Why Google reports 404s for URLs you never created
Crawlmind Engineering··3 min read
A /cdn-cgi/l/email-protection 404 in Search Console is a phantom
error: it points to a URL your CDN generated, not one you ever
published. If Google's Coverage report shows "Not found (404)" for a
path under /cdn-cgi/ that you don't recognize, you didn't break
anything. Cloudflare did something helpful that confused the crawler,
and the fix takes one line.
This post explains where that URL comes from, why it 404s, and how to make it disappear from your reports.
#Where the URL comes from
Cloudflare has a feature called Email Address Obfuscation, on by
default in its Scrape Shield settings. When your HTML contains a
plain email address, like a mailto: link or text in your footer,
Cloudflare rewrites it before the page reaches the browser. The
visible email is replaced with an encoded token, and the link becomes
something like:
<a href="/cdn-cgi/l/email-protection#a1b2c3d4e5">[email protected]</a>
When a human loads the page, Cloudflare's JavaScript decodes the token and restores the real address, so scrapers that don't run JS never see it. That's the point: it cuts the volume of address-harvest spam without you changing anything.
#Why it 404s for crawlers
The catch is that /cdn-cgi/l/email-protection is not a real page on
your site. It only resolves through Cloudflare's edge JavaScript.
Googlebot discovers the link in your rendered HTML, tries to fetch it
like any other URL, and gets a 404 because the path has no document
behind it. Since that obfuscated link usually lives in a site-wide
element like the footer, Google sees it on every page and the 404
gets logged once as a representative example.
It is harmless to users and to your rankings. But an unresolved 404 sitting in Search Console is noise, and noise hides real problems. It is worth clearing.
#The fix: one line in robots.txt
The clean fix is to tell crawlers not to fetch Cloudflare's internal
paths at all. Add this to your robots.txt:
User-agent: *
Disallow: /cdn-cgi/
/cdn-cgi/ is Cloudflare's reserved namespace for its own endpoints
(email protection, challenge pages, analytics beacons). Nothing under
it is content you want indexed, so disallowing the whole prefix is
safe. The directive follows the standard defined in
RFC 9309, which every
major crawler honors. Once Google recrawls robots.txt and sees the
rule, it stops trying the email-protection URL and the 404 ages out
of your report, typically within a couple of weeks.

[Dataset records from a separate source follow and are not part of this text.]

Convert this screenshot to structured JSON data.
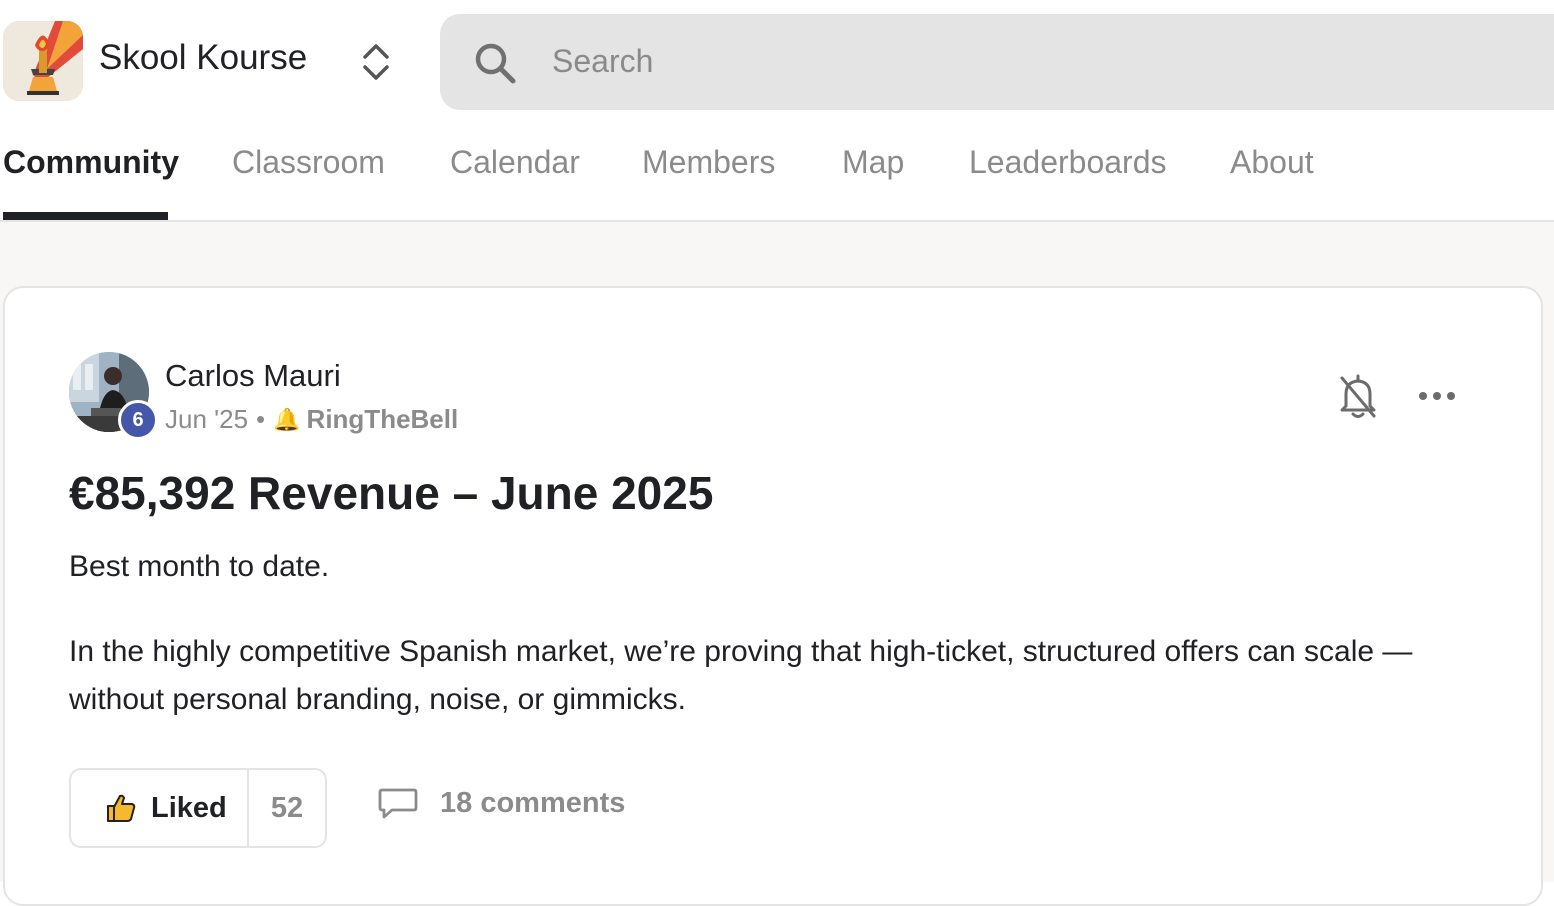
{
  "header": {
    "community_name": "Skool Kourse",
    "logo_icon": "torch-logo-icon",
    "switcher_icon": "chevron-up-down-icon",
    "search": {
      "placeholder": "Search",
      "value": "",
      "icon": "search-icon"
    }
  },
  "nav": {
    "tabs": [
      {
        "label": "Community",
        "active": true
      },
      {
        "label": "Classroom",
        "active": false
      },
      {
        "label": "Calendar",
        "active": false
      },
      {
        "label": "Members",
        "active": false
      },
      {
        "label": "Map",
        "active": false
      },
      {
        "label": "Leaderboards",
        "active": false
      },
      {
        "label": "About",
        "active": false
      }
    ]
  },
  "post": {
    "author": "Carlos Mauri",
    "level": "6",
    "date": "Jun '25",
    "separator": "•",
    "category_emoji": "🔔",
    "category": "RingTheBell",
    "title": "€85,392 Revenue – June 2025",
    "paragraphs": [
      "Best month to date.",
      "In the highly competitive Spanish market, we’re proving that high-ticket, structured offers can scale — without personal branding, noise, or gimmicks."
    ],
    "actions": {
      "like_label": "Liked",
      "like_count": "52",
      "comments_label": "18 comments"
    }
  },
  "colors": {
    "text_primary": "#202124",
    "text_muted": "#8b8b8b",
    "search_bg": "#e4e4e4",
    "level_badge": "#4457a8",
    "page_bg": "#f8f7f5"
  }
}
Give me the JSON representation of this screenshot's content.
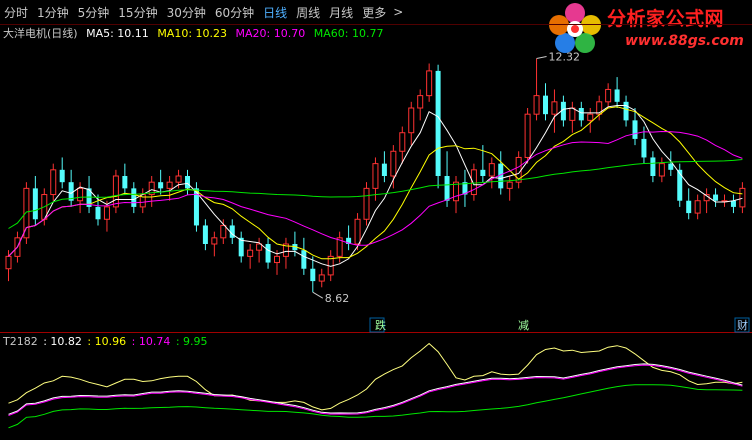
{
  "toolbar": {
    "periods": [
      {
        "label": "分时",
        "active": false
      },
      {
        "label": "1分钟",
        "active": false
      },
      {
        "label": "5分钟",
        "active": false
      },
      {
        "label": "15分钟",
        "active": false
      },
      {
        "label": "30分钟",
        "active": false
      },
      {
        "label": "60分钟",
        "active": false
      },
      {
        "label": "日线",
        "active": true
      },
      {
        "label": "周线",
        "active": false
      },
      {
        "label": "月线",
        "active": false
      },
      {
        "label": "更多",
        "active": false
      }
    ],
    "more_arrow": ">"
  },
  "logo": {
    "text": "分析家公式网",
    "url": "www.88gs.com"
  },
  "main_legend": {
    "stock_name": "大洋电机(日线)",
    "ma5": "MA5: 10.11",
    "ma10": "MA10: 10.23",
    "ma20": "MA20: 10.70",
    "ma60": "MA60: 10.77"
  },
  "sub_legend": {
    "name": "T2182",
    "v1": ": 10.82",
    "v2": ": 10.96",
    "v3": ": 10.74",
    "v4": ": 9.95"
  },
  "annotations": {
    "high": "12.32",
    "low": "8.62",
    "markers": [
      "跌",
      "减",
      "财"
    ]
  },
  "colors": {
    "up": "#ff3232",
    "down": "#54fcfc",
    "ma5": "#ffffff",
    "ma10": "#ffff00",
    "ma20": "#ff00ff",
    "ma60": "#00e600",
    "divider": "#a00000",
    "period_active": "#4fb0ff"
  },
  "chart_data": {
    "type": "candlestick",
    "ohlc": [
      [
        9.0,
        9.3,
        8.8,
        9.2
      ],
      [
        9.2,
        9.6,
        9.1,
        9.5
      ],
      [
        9.5,
        10.4,
        9.4,
        10.3
      ],
      [
        10.3,
        10.5,
        9.7,
        9.8
      ],
      [
        9.8,
        10.3,
        9.7,
        10.2
      ],
      [
        10.2,
        10.7,
        10.1,
        10.6
      ],
      [
        10.6,
        10.8,
        10.3,
        10.4
      ],
      [
        10.4,
        10.6,
        10.0,
        10.1
      ],
      [
        10.1,
        10.4,
        9.9,
        10.3
      ],
      [
        10.3,
        10.5,
        9.9,
        10.0
      ],
      [
        10.0,
        10.2,
        9.7,
        9.8
      ],
      [
        9.8,
        10.1,
        9.6,
        10.0
      ],
      [
        10.0,
        10.6,
        9.9,
        10.5
      ],
      [
        10.5,
        10.7,
        10.2,
        10.3
      ],
      [
        10.3,
        10.4,
        9.9,
        10.0
      ],
      [
        10.0,
        10.3,
        9.9,
        10.2
      ],
      [
        10.2,
        10.5,
        10.0,
        10.4
      ],
      [
        10.4,
        10.6,
        10.2,
        10.3
      ],
      [
        10.3,
        10.5,
        10.1,
        10.4
      ],
      [
        10.4,
        10.6,
        10.3,
        10.5
      ],
      [
        10.5,
        10.6,
        10.2,
        10.3
      ],
      [
        10.3,
        10.4,
        9.6,
        9.7
      ],
      [
        9.7,
        9.8,
        9.3,
        9.4
      ],
      [
        9.4,
        9.6,
        9.2,
        9.5
      ],
      [
        9.5,
        9.8,
        9.4,
        9.7
      ],
      [
        9.7,
        9.8,
        9.4,
        9.5
      ],
      [
        9.5,
        9.6,
        9.1,
        9.2
      ],
      [
        9.2,
        9.4,
        9.0,
        9.3
      ],
      [
        9.3,
        9.5,
        9.1,
        9.4
      ],
      [
        9.4,
        9.5,
        9.0,
        9.1
      ],
      [
        9.1,
        9.3,
        8.9,
        9.2
      ],
      [
        9.2,
        9.5,
        9.0,
        9.4
      ],
      [
        9.4,
        9.6,
        9.2,
        9.3
      ],
      [
        9.3,
        9.5,
        8.9,
        9.0
      ],
      [
        9.0,
        9.2,
        8.62,
        8.8
      ],
      [
        8.8,
        9.0,
        8.7,
        8.9
      ],
      [
        8.9,
        9.3,
        8.8,
        9.2
      ],
      [
        9.2,
        9.6,
        9.1,
        9.5
      ],
      [
        9.5,
        9.7,
        9.3,
        9.4
      ],
      [
        9.4,
        9.9,
        9.3,
        9.8
      ],
      [
        9.8,
        10.4,
        9.7,
        10.3
      ],
      [
        10.3,
        10.8,
        10.1,
        10.7
      ],
      [
        10.7,
        10.9,
        10.4,
        10.5
      ],
      [
        10.5,
        11.0,
        10.3,
        10.9
      ],
      [
        10.9,
        11.3,
        10.7,
        11.2
      ],
      [
        11.2,
        11.7,
        11.0,
        11.6
      ],
      [
        11.6,
        11.9,
        11.4,
        11.8
      ],
      [
        11.8,
        12.32,
        11.7,
        12.2
      ],
      [
        12.2,
        12.3,
        10.3,
        10.5
      ],
      [
        10.5,
        10.9,
        10.0,
        10.1
      ],
      [
        10.1,
        10.5,
        9.9,
        10.4
      ],
      [
        10.4,
        10.6,
        10.0,
        10.2
      ],
      [
        10.2,
        10.7,
        10.1,
        10.6
      ],
      [
        10.6,
        11.0,
        10.4,
        10.5
      ],
      [
        10.5,
        10.8,
        10.3,
        10.7
      ],
      [
        10.7,
        10.9,
        10.2,
        10.3
      ],
      [
        10.3,
        10.5,
        10.1,
        10.4
      ],
      [
        10.4,
        10.9,
        10.3,
        10.8
      ],
      [
        10.8,
        11.6,
        10.7,
        11.5
      ],
      [
        11.5,
        12.4,
        11.4,
        11.8
      ],
      [
        11.8,
        12.0,
        11.4,
        11.5
      ],
      [
        11.5,
        11.9,
        11.2,
        11.7
      ],
      [
        11.7,
        11.8,
        11.3,
        11.4
      ],
      [
        11.4,
        11.7,
        11.2,
        11.6
      ],
      [
        11.6,
        11.7,
        11.3,
        11.4
      ],
      [
        11.4,
        11.6,
        11.2,
        11.5
      ],
      [
        11.5,
        11.8,
        11.4,
        11.7
      ],
      [
        11.7,
        12.0,
        11.6,
        11.9
      ],
      [
        11.9,
        12.1,
        11.6,
        11.7
      ],
      [
        11.7,
        11.8,
        11.3,
        11.4
      ],
      [
        11.4,
        11.6,
        11.0,
        11.1
      ],
      [
        11.1,
        11.3,
        10.7,
        10.8
      ],
      [
        10.8,
        10.9,
        10.4,
        10.5
      ],
      [
        10.5,
        10.8,
        10.4,
        10.7
      ],
      [
        10.7,
        10.9,
        10.5,
        10.6
      ],
      [
        10.6,
        10.7,
        10.0,
        10.1
      ],
      [
        10.1,
        10.3,
        9.8,
        9.9
      ],
      [
        9.9,
        10.2,
        9.8,
        10.1
      ],
      [
        10.1,
        10.3,
        9.9,
        10.2
      ],
      [
        10.2,
        10.3,
        10.0,
        10.1
      ],
      [
        10.1,
        10.2,
        10.0,
        10.1
      ],
      [
        10.1,
        10.2,
        9.9,
        10.0
      ],
      [
        10.0,
        10.4,
        9.9,
        10.3
      ]
    ],
    "ma_lines": [
      "MA5",
      "MA10",
      "MA20",
      "MA60"
    ],
    "indicator_lines": [
      "T2182 line1",
      "T2182 line2",
      "T2182 line3",
      "T2182 line4"
    ],
    "high_label": 12.32,
    "low_label": 8.62
  }
}
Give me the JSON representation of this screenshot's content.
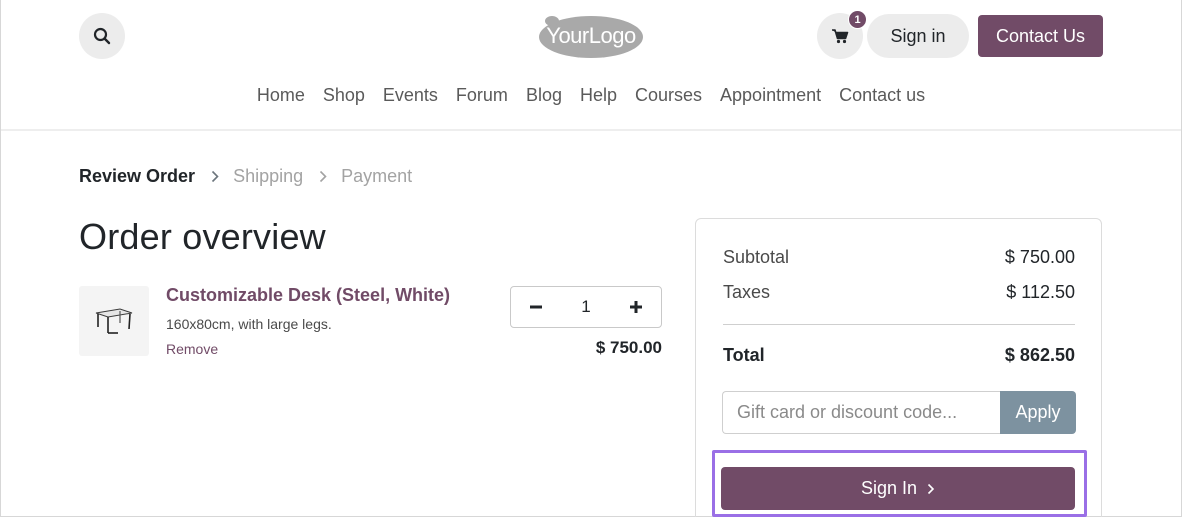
{
  "colors": {
    "brand": "#714b67",
    "apply_button": "#7d92a0",
    "highlight_outline": "#9a6fe6",
    "pill_bg": "#ececec"
  },
  "header": {
    "search_icon": "search-icon",
    "logo_text": "YourLogo",
    "cart_icon": "cart-icon",
    "cart_count": "1",
    "signin_label": "Sign in",
    "contact_label": "Contact Us"
  },
  "nav": {
    "items": [
      "Home",
      "Shop",
      "Events",
      "Forum",
      "Blog",
      "Help",
      "Courses",
      "Appointment",
      "Contact us"
    ]
  },
  "steps": {
    "current": "Review Order",
    "next": "Shipping",
    "last": "Payment",
    "separator_icon": "chevron-right-icon"
  },
  "order": {
    "title": "Order overview",
    "product": {
      "name": "Customizable Desk (Steel, White)",
      "description": "160x80cm, with large legs.",
      "remove_label": "Remove",
      "quantity": "1",
      "price": "$ 750.00",
      "image_icon": "desk-icon"
    }
  },
  "summary": {
    "subtotal_label": "Subtotal",
    "subtotal_value": "$ 750.00",
    "taxes_label": "Taxes",
    "taxes_value": "$ 112.50",
    "total_label": "Total",
    "total_value": "$ 862.50",
    "promo_placeholder": "Gift card or discount code...",
    "apply_label": "Apply",
    "checkout_label": "Sign In",
    "checkout_icon": "chevron-right-icon"
  }
}
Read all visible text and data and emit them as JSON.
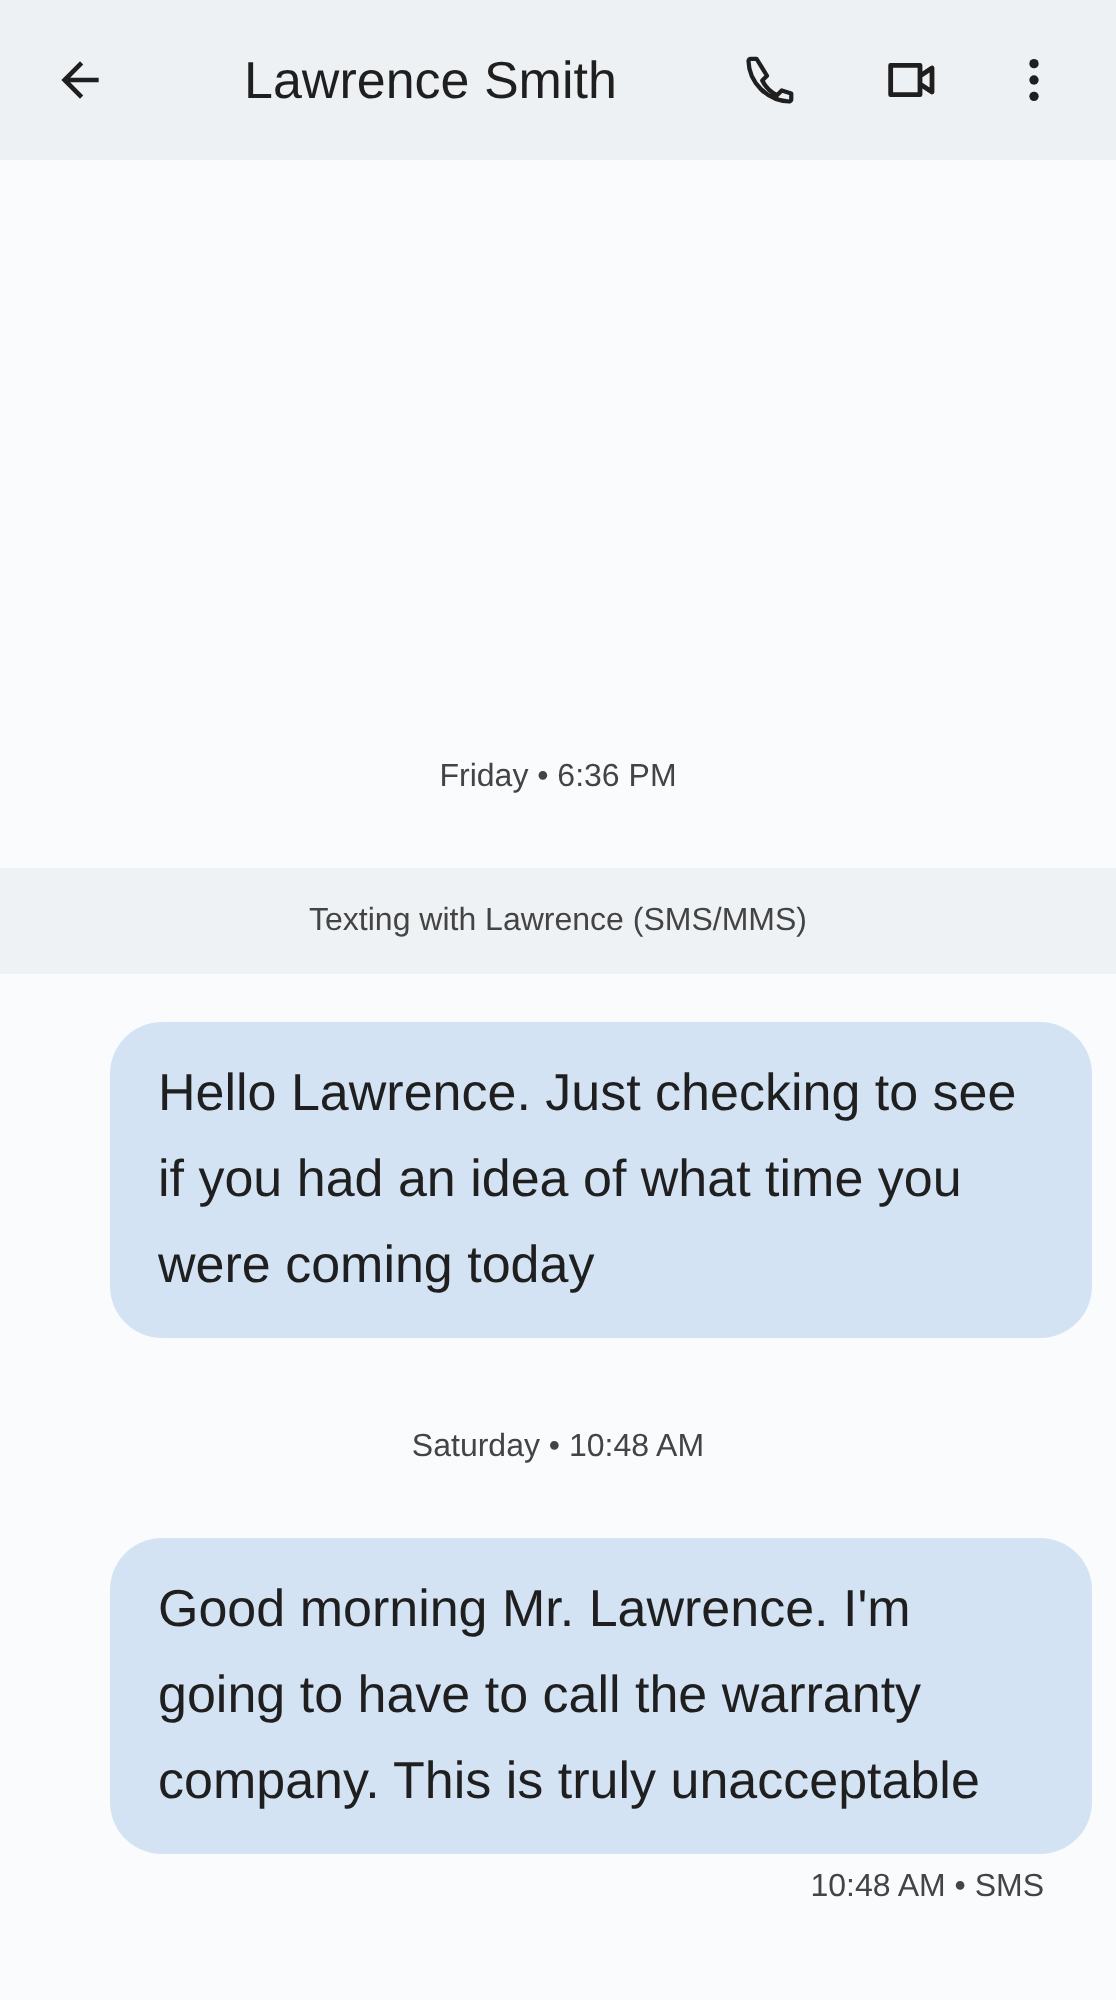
{
  "header": {
    "title": "Lawrence Smith"
  },
  "thread": [
    {
      "kind": "timestamp",
      "text": "Friday • 6:36 PM"
    },
    {
      "kind": "banner",
      "text": "Texting with Lawrence (SMS/MMS)"
    },
    {
      "kind": "outgoing",
      "text": "Hello Lawrence. Just checking to see if you had an idea of what time you were coming today"
    },
    {
      "kind": "timestamp",
      "text": "Saturday • 10:48 AM"
    },
    {
      "kind": "outgoing",
      "text": "Good morning Mr. Lawrence. I'm going to have to call the warranty company. This is truly unacceptable"
    },
    {
      "kind": "status",
      "text": "10:48 AM • SMS"
    }
  ]
}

If you maintain separate User-agent blocks per crawler, add the
Disallow: /cdn-cgi/ line to each one, since crawlers obey only the
most specific block that matches their name.
#Two alternatives, and why robots.txt wins
You have two other options, both worse for most teams:
- Turn off Email Obfuscation in Cloudflare's dashboard. This removes the rewritten link, but it also exposes your real email addresses to the harvesters the feature was protecting you from.
- Replace plain-text emails with a contact form. A larger change that only helps if you were going to do it anyway.
Disallowing /cdn-cgi/ keeps the spam protection, needs no template
changes, and is a single line. It is the right trade for almost
everyone.
#One gotcha: the change won't show up immediately
robots.txt is itself usually cached at the CDN edge, often for
hours. After you deploy the new rule, the public URL may keep serving
the old version until the cache expires. Confirm the live file with a
cache-busting request (append a throwaway query string) and, if your
CDN supports it, purge robots.txt so the update is visible right
away. Then use the Validate Fix button in Search Console to ask
Google to recheck.
#The summary
A /cdn-cgi/l/email-protection 404 is Cloudflare's Email Obfuscation
rewriting your on-page emails into links that only resolve with the
edge's JavaScript; crawlers follow them and 404. Add
Disallow: /cdn-cgi/ to robots.txt, purge the CDN cache so the rule
goes live, and Validate Fix. You keep the anti-spam protection and
clear the phantom error in one line.